Organized six years ago by the school’s Executive Director and founder, A. Michael DeSisto, the dinner theater program provides 10 students and one former student with a unique opportunity to learn about the theater and themselves. That is at least what DeSisto, also Executive Producer of the productions, and other school faculty, hope will take place.

“The theater gives kids the opportunity to feel things in a safe way”. DeSisto explained. “Many of the students are not able to show or experience their feelings because they are afraid or embarrassed. The theater allows them to get used to feeling. And that’s healthy.
The feedback they get from it is also very powerful”, he continued. “They get an immediate good response that can sustain them. It’s like feeding Shamu (a performing whale at Sea World). He knows there will be more if he continues. The kids know it, too.”

Believing that if given the chance, all kids really want to be good, DeSisto said Dinner Theater gives his kids that chance. “Theater is very disciplined”, he said. “The pressure of a performance makes them control themselves in a good way. They have to be ready to go and do their performance each night. They have a responsibility to focus on that evening’s production. (Dinner Theater) lets them see that they are not as out-of-control as they think they are.”
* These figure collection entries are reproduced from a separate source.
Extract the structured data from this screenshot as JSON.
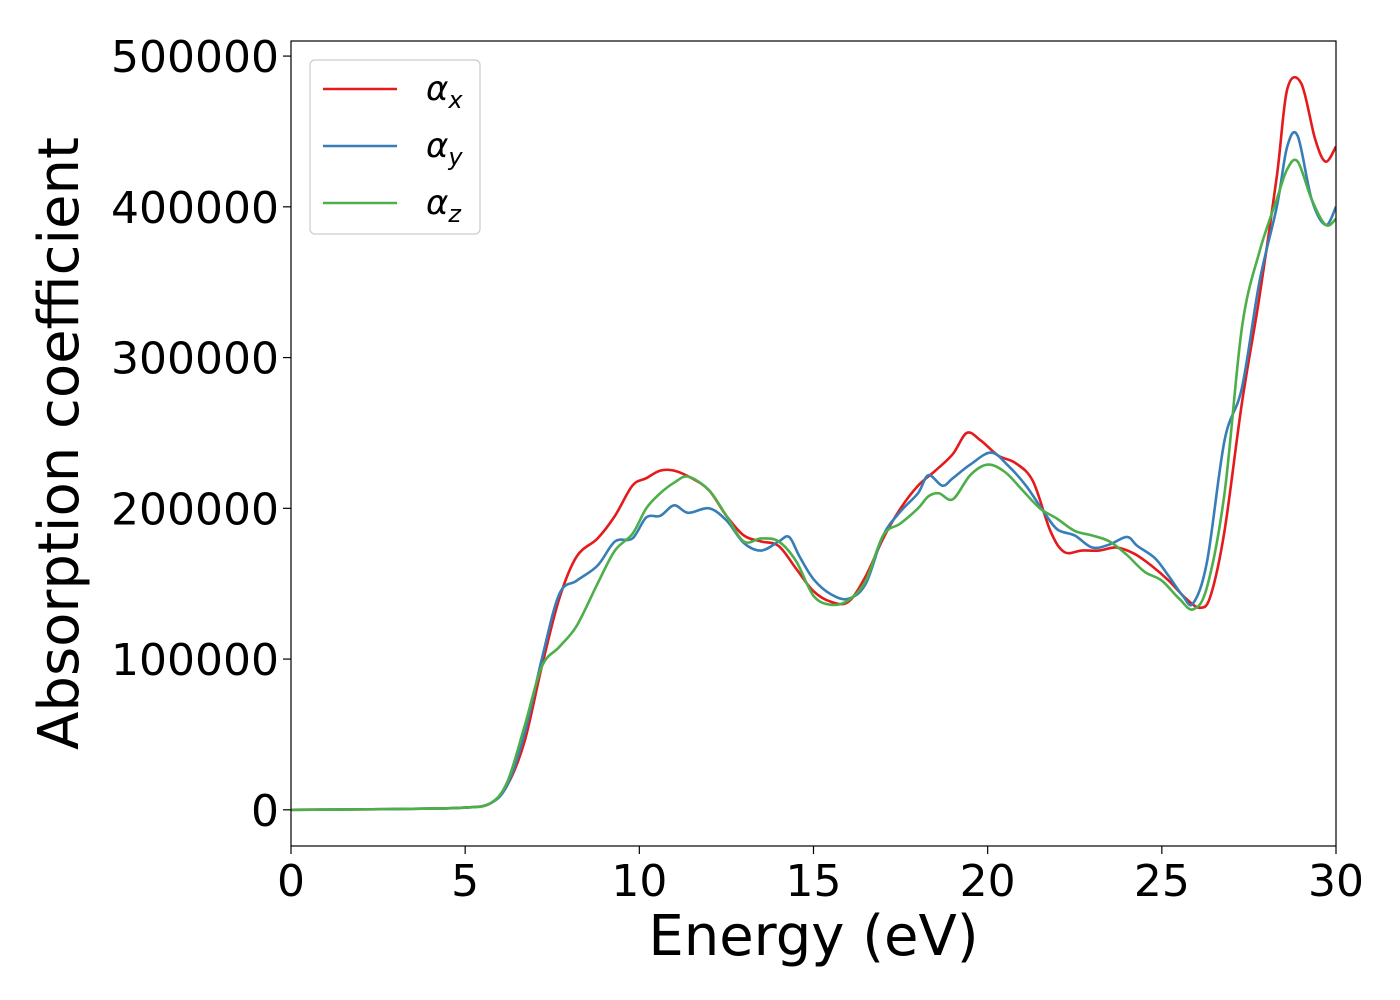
{
  "chart_data": {
    "type": "line",
    "title": "",
    "xlabel": "Energy (eV)",
    "ylabel": "Absorption coefficient",
    "xlim": [
      0,
      30
    ],
    "ylim": [
      -24000,
      510000
    ],
    "xticks": [
      0,
      5,
      10,
      15,
      20,
      25,
      30
    ],
    "xtick_labels": [
      "0",
      "5",
      "10",
      "15",
      "20",
      "25",
      "30"
    ],
    "yticks": [
      0,
      100000,
      200000,
      300000,
      400000,
      500000
    ],
    "ytick_labels": [
      "0",
      "100000",
      "200000",
      "300000",
      "400000",
      "500000"
    ],
    "grid": false,
    "legend_position": "upper-left",
    "series": [
      {
        "name": "αx",
        "symbol": "α",
        "subscript": "x",
        "color": "#e41a1c",
        "points": [
          [
            0,
            0
          ],
          [
            2,
            300
          ],
          [
            4,
            800
          ],
          [
            5,
            1500
          ],
          [
            5.7,
            4000
          ],
          [
            6.2,
            16000
          ],
          [
            6.7,
            45000
          ],
          [
            7.2,
            95000
          ],
          [
            7.7,
            140000
          ],
          [
            8.2,
            168000
          ],
          [
            8.8,
            180000
          ],
          [
            9.3,
            195000
          ],
          [
            9.8,
            215000
          ],
          [
            10.2,
            220000
          ],
          [
            10.6,
            225000
          ],
          [
            11,
            225000
          ],
          [
            11.5,
            220000
          ],
          [
            12,
            212000
          ],
          [
            12.5,
            195000
          ],
          [
            13,
            182000
          ],
          [
            13.5,
            178000
          ],
          [
            14,
            175000
          ],
          [
            14.5,
            160000
          ],
          [
            15,
            145000
          ],
          [
            15.5,
            138000
          ],
          [
            16,
            138000
          ],
          [
            16.5,
            155000
          ],
          [
            17,
            180000
          ],
          [
            17.5,
            200000
          ],
          [
            18,
            215000
          ],
          [
            18.5,
            225000
          ],
          [
            19,
            236000
          ],
          [
            19.4,
            250000
          ],
          [
            19.8,
            245000
          ],
          [
            20.3,
            235000
          ],
          [
            20.8,
            230000
          ],
          [
            21.3,
            218000
          ],
          [
            21.8,
            185000
          ],
          [
            22.2,
            171000
          ],
          [
            22.7,
            172000
          ],
          [
            23.2,
            172000
          ],
          [
            23.7,
            174000
          ],
          [
            24.2,
            170000
          ],
          [
            24.7,
            162000
          ],
          [
            25.2,
            152000
          ],
          [
            25.7,
            140000
          ],
          [
            26.1,
            134000
          ],
          [
            26.4,
            142000
          ],
          [
            26.8,
            185000
          ],
          [
            27.3,
            270000
          ],
          [
            27.8,
            340000
          ],
          [
            28.3,
            420000
          ],
          [
            28.6,
            478000
          ],
          [
            29,
            482000
          ],
          [
            29.4,
            445000
          ],
          [
            29.7,
            430000
          ],
          [
            30,
            440000
          ]
        ]
      },
      {
        "name": "αy",
        "symbol": "α",
        "subscript": "y",
        "color": "#377eb8",
        "points": [
          [
            0,
            0
          ],
          [
            2,
            300
          ],
          [
            4,
            800
          ],
          [
            5,
            1500
          ],
          [
            5.7,
            4000
          ],
          [
            6.2,
            16000
          ],
          [
            6.7,
            50000
          ],
          [
            7.2,
            100000
          ],
          [
            7.7,
            143000
          ],
          [
            8.2,
            152000
          ],
          [
            8.8,
            162000
          ],
          [
            9.3,
            178000
          ],
          [
            9.8,
            180000
          ],
          [
            10.2,
            194000
          ],
          [
            10.6,
            195000
          ],
          [
            11,
            202000
          ],
          [
            11.4,
            197000
          ],
          [
            12,
            200000
          ],
          [
            12.5,
            192000
          ],
          [
            13,
            177000
          ],
          [
            13.5,
            172000
          ],
          [
            14,
            178000
          ],
          [
            14.3,
            181000
          ],
          [
            14.6,
            168000
          ],
          [
            15,
            153000
          ],
          [
            15.5,
            143000
          ],
          [
            16,
            140000
          ],
          [
            16.5,
            150000
          ],
          [
            17,
            182000
          ],
          [
            17.5,
            198000
          ],
          [
            18,
            210000
          ],
          [
            18.3,
            222000
          ],
          [
            18.7,
            215000
          ],
          [
            19,
            220000
          ],
          [
            19.5,
            229000
          ],
          [
            20.1,
            237000
          ],
          [
            20.6,
            228000
          ],
          [
            21.1,
            215000
          ],
          [
            21.6,
            198000
          ],
          [
            22,
            186000
          ],
          [
            22.5,
            182000
          ],
          [
            23,
            174000
          ],
          [
            23.5,
            176000
          ],
          [
            24,
            181000
          ],
          [
            24.3,
            175000
          ],
          [
            24.8,
            167000
          ],
          [
            25.2,
            155000
          ],
          [
            25.6,
            142000
          ],
          [
            25.9,
            137000
          ],
          [
            26.3,
            165000
          ],
          [
            26.8,
            245000
          ],
          [
            27.3,
            280000
          ],
          [
            27.8,
            350000
          ],
          [
            28.3,
            400000
          ],
          [
            28.6,
            440000
          ],
          [
            28.9,
            447000
          ],
          [
            29.3,
            405000
          ],
          [
            29.7,
            388000
          ],
          [
            30,
            400000
          ]
        ]
      },
      {
        "name": "αz",
        "symbol": "α",
        "subscript": "z",
        "color": "#4daf4a",
        "points": [
          [
            0,
            0
          ],
          [
            2,
            300
          ],
          [
            4,
            800
          ],
          [
            5,
            1500
          ],
          [
            5.7,
            4000
          ],
          [
            6.2,
            18000
          ],
          [
            6.7,
            55000
          ],
          [
            7.2,
            95000
          ],
          [
            7.7,
            108000
          ],
          [
            8.2,
            122000
          ],
          [
            8.8,
            150000
          ],
          [
            9.3,
            172000
          ],
          [
            9.8,
            183000
          ],
          [
            10.2,
            200000
          ],
          [
            10.6,
            210000
          ],
          [
            11,
            217000
          ],
          [
            11.4,
            221000
          ],
          [
            12,
            212000
          ],
          [
            12.5,
            195000
          ],
          [
            13,
            178000
          ],
          [
            13.5,
            180000
          ],
          [
            14,
            178000
          ],
          [
            14.5,
            165000
          ],
          [
            15,
            142000
          ],
          [
            15.5,
            136000
          ],
          [
            16,
            139000
          ],
          [
            16.5,
            152000
          ],
          [
            17,
            182000
          ],
          [
            17.5,
            190000
          ],
          [
            18,
            200000
          ],
          [
            18.3,
            208000
          ],
          [
            18.6,
            210000
          ],
          [
            19,
            206000
          ],
          [
            19.5,
            222000
          ],
          [
            20,
            229000
          ],
          [
            20.5,
            224000
          ],
          [
            21,
            212000
          ],
          [
            21.5,
            200000
          ],
          [
            22,
            193000
          ],
          [
            22.5,
            185000
          ],
          [
            23,
            182000
          ],
          [
            23.5,
            178000
          ],
          [
            24,
            169000
          ],
          [
            24.5,
            158000
          ],
          [
            25,
            152000
          ],
          [
            25.5,
            140000
          ],
          [
            25.9,
            133000
          ],
          [
            26.3,
            148000
          ],
          [
            26.8,
            210000
          ],
          [
            27.3,
            320000
          ],
          [
            27.8,
            370000
          ],
          [
            28.3,
            405000
          ],
          [
            28.6,
            425000
          ],
          [
            28.9,
            430000
          ],
          [
            29.3,
            405000
          ],
          [
            29.7,
            388000
          ],
          [
            30,
            392000
          ]
        ]
      }
    ]
  }
}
Because they have experienced problems such as drug or alcohol abuse, family difficulties, depression or criminal behavior, the student performers involved with the program say they do seem to discover, often for the first time, meaningful friendships, a sense of accomplishment and renewed self-respect. “I love performing”, said 16-year-old Cristina Campanella, who came to the school because “it was either here or jail. I feel very safe here and I’m helping myself. It’s a better alternative to drugs and alcohol. Plus, I get to sing this Southern song, and I’m from Louisiana, so it’s really neat to do the part. It fits me really well”, she added, visibly delighted at the realization that she is enjoying herself and her new role.